Search code examples
pythoncsv

Merge multiple CSV files into one without duplicate headers


I have roughly 20 CSV files (all with headers) that I would like to merge all of them into 1 CSV file.

Looking online, one way I found was to use the terminal command:

cat *.csv > file.csv

This worked just fine, but the problem is, as all the CSV files come with headers, those also get placed into the CSV file.
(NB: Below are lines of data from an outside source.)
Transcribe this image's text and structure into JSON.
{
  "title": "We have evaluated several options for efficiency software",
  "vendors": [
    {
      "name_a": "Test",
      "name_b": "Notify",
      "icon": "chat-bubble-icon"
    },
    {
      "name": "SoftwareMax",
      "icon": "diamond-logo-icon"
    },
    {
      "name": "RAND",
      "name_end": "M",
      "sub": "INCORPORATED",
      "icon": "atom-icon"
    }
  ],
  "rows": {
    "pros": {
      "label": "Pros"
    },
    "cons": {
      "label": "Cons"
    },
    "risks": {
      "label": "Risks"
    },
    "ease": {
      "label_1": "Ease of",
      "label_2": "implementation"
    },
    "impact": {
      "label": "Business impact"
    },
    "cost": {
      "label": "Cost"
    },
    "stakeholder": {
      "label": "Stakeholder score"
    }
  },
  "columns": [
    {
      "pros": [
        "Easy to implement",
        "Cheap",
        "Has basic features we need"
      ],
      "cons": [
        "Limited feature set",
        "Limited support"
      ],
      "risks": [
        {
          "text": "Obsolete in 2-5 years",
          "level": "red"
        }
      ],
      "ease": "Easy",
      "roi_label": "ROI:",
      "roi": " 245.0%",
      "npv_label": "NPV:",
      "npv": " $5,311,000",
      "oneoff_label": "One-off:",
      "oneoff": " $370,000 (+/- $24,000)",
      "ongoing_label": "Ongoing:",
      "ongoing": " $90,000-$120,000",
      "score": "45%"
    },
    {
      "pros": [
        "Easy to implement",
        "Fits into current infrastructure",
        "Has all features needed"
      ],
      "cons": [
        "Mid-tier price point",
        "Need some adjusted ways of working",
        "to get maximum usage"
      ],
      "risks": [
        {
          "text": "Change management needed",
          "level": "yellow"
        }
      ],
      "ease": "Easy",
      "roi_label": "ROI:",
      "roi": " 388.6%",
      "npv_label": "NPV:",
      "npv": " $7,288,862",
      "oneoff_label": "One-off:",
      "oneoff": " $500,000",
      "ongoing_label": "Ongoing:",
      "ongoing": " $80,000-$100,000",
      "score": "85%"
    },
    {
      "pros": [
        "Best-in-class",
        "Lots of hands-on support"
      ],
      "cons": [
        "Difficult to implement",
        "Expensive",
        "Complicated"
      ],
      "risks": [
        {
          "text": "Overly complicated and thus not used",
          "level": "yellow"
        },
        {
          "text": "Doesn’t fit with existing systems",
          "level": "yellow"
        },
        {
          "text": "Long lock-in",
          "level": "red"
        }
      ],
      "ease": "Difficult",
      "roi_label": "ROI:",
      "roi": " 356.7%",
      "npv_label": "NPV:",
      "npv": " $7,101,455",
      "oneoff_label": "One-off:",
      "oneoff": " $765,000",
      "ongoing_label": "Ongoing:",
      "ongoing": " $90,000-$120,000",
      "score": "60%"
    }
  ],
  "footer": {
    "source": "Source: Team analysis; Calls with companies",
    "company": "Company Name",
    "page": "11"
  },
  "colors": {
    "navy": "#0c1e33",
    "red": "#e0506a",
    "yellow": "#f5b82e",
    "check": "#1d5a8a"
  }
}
Is there a terminal command or Python script on which I can merge all those CSV files into one and keep only one header?


Solution

  • My vote goes to the Awk solution, but since this question explicitly asks about Python, here is a solution for that.

    import csv
    import sys
    
    
    writer = csv.writer(sys.stdout)
    
    firstfile = True
    for file in sys.argv[1:]:
        with open(file, 'r') as rawfile:
            reader = csv.reader(rawfile)
            for idx, row in enumerate(reader):
                # enumerate() is zero-based by default; 0 is first line
                if idx == 0 and not firstfile:
                    continue
                writer.writerow(row)
        firstfile = False
    

    Usage: python script.py first.csv second.csv etc.csv >final.csv

    This simple script doesn't really benefit from any Python features, but if you need to count the number of fields in non-trivial CSV files (i.e. with quoted fields which might contain a comma which isn't a separator) that's hard in Awk, and trivial in Python (because the csv library already knows exactly how to handle that).